For a long time, the gulli gol was thought to be tthe exclusive property of the Ersari and, in various forms, of the neighboring Uzbek and Kirghiz weavers in Uzbekistan and Afghanistan. In 1983, however, a well known carpet fragment with the gulli gol in the Textile Museum in Washington , DC (Figure 2), which had belonged in turn to Ames B Thatcher and Joseph V McMullen, was convincingly identifed as a Saryk weaving on the basis of the symmetric knot, its use of white cotton and its knot count (Table 1). which lies outside the normal range for Ersari carpets, and in 1985, a similar carpet was sold in the United States of which we have no structural data (Figure 3). Since only one of the three features which distinguishes the McMullen fragment is shared by the Berlin carpet, it is useful to try to define the relationship to Saryk and Ersari weavings more closely.   Figures 4 and 5 show Ersari carpets with "lobed" gols of similar outline and with very similar interior drawings to those in the Berlin carpet. They also share the same secondary ornament, a flagged version of the kurbaghe gol, although while those in figures 1 and 2 are filled by a broad diagonal cross with indented ends, those in the Ersari examples in figures 4 and 5 are in the slighlty different form of a symmetrical eight pointed star.

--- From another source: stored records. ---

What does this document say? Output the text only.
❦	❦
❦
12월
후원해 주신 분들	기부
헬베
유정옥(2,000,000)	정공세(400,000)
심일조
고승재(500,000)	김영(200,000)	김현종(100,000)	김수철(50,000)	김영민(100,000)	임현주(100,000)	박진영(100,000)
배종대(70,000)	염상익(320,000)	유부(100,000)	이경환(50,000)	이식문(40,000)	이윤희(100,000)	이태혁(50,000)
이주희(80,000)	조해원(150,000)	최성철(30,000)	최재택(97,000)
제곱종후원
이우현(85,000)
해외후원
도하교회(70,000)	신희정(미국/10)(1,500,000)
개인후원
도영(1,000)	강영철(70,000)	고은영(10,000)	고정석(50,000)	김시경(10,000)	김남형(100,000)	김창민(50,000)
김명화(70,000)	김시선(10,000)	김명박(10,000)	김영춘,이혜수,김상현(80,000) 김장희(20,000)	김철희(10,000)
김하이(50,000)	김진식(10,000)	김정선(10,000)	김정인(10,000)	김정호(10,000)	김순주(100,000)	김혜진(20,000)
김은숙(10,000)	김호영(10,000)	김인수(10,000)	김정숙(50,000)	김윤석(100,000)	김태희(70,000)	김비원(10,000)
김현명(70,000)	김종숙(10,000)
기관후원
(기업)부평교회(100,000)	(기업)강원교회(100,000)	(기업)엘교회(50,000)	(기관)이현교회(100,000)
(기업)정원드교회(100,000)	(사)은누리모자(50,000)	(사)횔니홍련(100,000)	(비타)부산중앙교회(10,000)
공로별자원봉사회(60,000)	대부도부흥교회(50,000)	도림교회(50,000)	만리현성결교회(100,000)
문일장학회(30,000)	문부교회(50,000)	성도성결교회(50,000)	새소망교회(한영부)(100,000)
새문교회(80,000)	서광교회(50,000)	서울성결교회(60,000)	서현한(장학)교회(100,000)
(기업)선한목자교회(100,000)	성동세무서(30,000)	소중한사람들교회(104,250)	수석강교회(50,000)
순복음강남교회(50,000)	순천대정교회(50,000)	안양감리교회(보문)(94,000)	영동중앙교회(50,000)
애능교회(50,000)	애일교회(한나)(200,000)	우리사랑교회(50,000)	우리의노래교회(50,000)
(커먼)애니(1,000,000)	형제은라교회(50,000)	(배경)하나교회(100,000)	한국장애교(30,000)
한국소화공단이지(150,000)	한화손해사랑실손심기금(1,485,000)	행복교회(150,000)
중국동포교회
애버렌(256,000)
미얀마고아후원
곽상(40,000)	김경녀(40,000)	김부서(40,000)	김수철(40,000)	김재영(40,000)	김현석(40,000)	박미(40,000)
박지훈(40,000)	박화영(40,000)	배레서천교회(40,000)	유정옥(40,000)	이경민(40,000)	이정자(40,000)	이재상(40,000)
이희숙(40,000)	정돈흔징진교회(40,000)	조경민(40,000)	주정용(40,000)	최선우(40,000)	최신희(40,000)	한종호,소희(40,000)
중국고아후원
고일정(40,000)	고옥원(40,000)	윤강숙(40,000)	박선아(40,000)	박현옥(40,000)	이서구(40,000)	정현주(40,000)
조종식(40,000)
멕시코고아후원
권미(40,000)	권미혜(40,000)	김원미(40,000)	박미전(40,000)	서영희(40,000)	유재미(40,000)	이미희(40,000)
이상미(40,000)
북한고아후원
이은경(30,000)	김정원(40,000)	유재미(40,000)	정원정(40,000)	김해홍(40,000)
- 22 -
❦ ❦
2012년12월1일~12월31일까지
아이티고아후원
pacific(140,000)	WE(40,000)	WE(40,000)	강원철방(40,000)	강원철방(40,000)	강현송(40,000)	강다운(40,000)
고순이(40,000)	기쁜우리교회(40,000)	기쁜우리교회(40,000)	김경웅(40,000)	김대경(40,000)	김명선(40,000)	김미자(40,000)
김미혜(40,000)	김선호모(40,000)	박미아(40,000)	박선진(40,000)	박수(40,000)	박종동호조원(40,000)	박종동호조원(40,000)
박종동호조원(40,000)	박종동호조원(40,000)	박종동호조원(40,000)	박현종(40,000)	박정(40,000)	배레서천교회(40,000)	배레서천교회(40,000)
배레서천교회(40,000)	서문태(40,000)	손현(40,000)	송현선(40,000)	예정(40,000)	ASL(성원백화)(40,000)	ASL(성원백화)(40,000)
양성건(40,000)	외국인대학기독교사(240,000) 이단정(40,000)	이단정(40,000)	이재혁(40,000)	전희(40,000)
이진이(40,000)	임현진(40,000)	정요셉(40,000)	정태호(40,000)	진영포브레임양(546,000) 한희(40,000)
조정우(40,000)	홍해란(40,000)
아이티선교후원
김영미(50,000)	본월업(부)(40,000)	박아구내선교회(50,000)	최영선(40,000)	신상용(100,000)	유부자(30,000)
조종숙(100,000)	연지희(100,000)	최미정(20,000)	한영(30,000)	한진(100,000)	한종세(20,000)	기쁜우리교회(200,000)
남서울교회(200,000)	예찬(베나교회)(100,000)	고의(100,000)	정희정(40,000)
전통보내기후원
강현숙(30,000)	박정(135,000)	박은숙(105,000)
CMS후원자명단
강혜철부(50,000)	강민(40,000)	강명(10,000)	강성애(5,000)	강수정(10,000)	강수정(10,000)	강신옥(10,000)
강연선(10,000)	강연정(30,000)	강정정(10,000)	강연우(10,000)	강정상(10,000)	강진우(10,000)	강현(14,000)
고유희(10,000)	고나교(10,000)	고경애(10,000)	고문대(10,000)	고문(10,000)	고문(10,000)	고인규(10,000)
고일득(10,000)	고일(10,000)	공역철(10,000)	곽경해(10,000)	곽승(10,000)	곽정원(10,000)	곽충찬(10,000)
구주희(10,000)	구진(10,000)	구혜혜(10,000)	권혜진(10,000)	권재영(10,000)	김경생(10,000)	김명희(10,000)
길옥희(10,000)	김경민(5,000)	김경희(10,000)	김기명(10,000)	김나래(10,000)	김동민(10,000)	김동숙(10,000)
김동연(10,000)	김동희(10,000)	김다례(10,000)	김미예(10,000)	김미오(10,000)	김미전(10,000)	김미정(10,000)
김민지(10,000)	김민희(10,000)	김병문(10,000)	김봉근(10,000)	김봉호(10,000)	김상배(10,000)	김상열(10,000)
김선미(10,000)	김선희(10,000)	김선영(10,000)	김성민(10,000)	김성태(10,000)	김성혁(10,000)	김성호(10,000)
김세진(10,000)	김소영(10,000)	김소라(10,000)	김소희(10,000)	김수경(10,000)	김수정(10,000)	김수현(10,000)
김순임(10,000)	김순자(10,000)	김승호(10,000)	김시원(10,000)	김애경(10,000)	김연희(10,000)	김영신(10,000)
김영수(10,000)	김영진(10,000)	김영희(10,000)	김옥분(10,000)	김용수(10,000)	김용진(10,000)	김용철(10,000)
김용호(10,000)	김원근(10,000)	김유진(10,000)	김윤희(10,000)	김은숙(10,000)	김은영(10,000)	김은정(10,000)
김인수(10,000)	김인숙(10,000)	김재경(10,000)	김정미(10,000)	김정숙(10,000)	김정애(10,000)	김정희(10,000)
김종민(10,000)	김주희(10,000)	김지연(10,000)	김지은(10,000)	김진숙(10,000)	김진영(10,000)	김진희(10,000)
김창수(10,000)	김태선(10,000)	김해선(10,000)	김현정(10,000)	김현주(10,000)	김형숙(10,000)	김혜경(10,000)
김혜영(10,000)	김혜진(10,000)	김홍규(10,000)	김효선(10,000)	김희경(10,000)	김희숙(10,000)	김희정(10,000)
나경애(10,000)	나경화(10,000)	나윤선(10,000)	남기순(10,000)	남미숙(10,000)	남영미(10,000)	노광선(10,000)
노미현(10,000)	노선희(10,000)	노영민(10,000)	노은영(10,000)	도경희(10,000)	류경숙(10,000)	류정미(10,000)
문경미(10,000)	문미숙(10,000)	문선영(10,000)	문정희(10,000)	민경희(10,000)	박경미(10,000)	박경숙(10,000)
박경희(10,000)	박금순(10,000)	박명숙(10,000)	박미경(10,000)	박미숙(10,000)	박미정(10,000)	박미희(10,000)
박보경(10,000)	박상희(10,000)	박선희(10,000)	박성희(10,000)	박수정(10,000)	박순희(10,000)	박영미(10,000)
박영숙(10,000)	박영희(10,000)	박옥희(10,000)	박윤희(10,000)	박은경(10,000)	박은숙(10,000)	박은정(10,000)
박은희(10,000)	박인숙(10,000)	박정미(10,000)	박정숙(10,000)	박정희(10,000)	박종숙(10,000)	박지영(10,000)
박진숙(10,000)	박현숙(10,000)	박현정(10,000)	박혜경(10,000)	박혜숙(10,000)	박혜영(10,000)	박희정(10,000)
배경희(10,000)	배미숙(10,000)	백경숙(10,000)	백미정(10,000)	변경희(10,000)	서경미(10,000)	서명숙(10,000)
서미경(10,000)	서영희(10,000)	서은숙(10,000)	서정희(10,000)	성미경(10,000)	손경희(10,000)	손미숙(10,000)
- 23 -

The major border seen on the Berlin carpet was used on main carpets of the Salor, Saryk and Ersari, and the fact that the guard border with its "tuning fork" motif is also found on Ersari carpets is demonstrated in figure 4.



Nor do the colours offer a clear indication of the tribe which wove the Berlin carpet. The somewhat brownish red of the ground, and the apricot shade used within the gol are found in early Saryk as well as in som eearly Eresari pieces and are   often attributed to carpets of the middle Amu Darya region. Although the areas of white pile in the Berlin carpet are of wool rather than cotton, this too is not unusual for early Saryk carpets.

At first sight, the relatively coarse weave of the Berlin fragment with 29 knts per cm in the horizontal direction and 43 per dm in the vertical (ca. 1200 knots/sq. dm) is much more characteristic of Ersari main carpets than of Saryk in which the knot count generally ranges upwards of 1800 knots/sq. dm. However early   Saryk carpets of the Amu Darya type tend to be less finely woven and at least one example, a well known carpet with the temirjin gol in an Austrian collectio, has a comparable knot count of 30h x 47v per dm (ca. 1400 knot/sq. dm).




To hang a Saryk label on the Berlin carpet on the basis of a single distinguishing feature is hardly satisfactory, but it is the best available in the context of the incomplete jigsaw to which we liken our knowledge of the history of early Turkmen carpets. At the same time, the many features in which the Berlin carpet   closely resembles a type of Ersari carpet, help to confirm that the gulli gol, like the temirjin gol, was a primary carpet ornament in the middle Amu Darya region, where it was used not only by the Ersari but also by the Saryk before the latter moved westward to Merv in the early 19th century.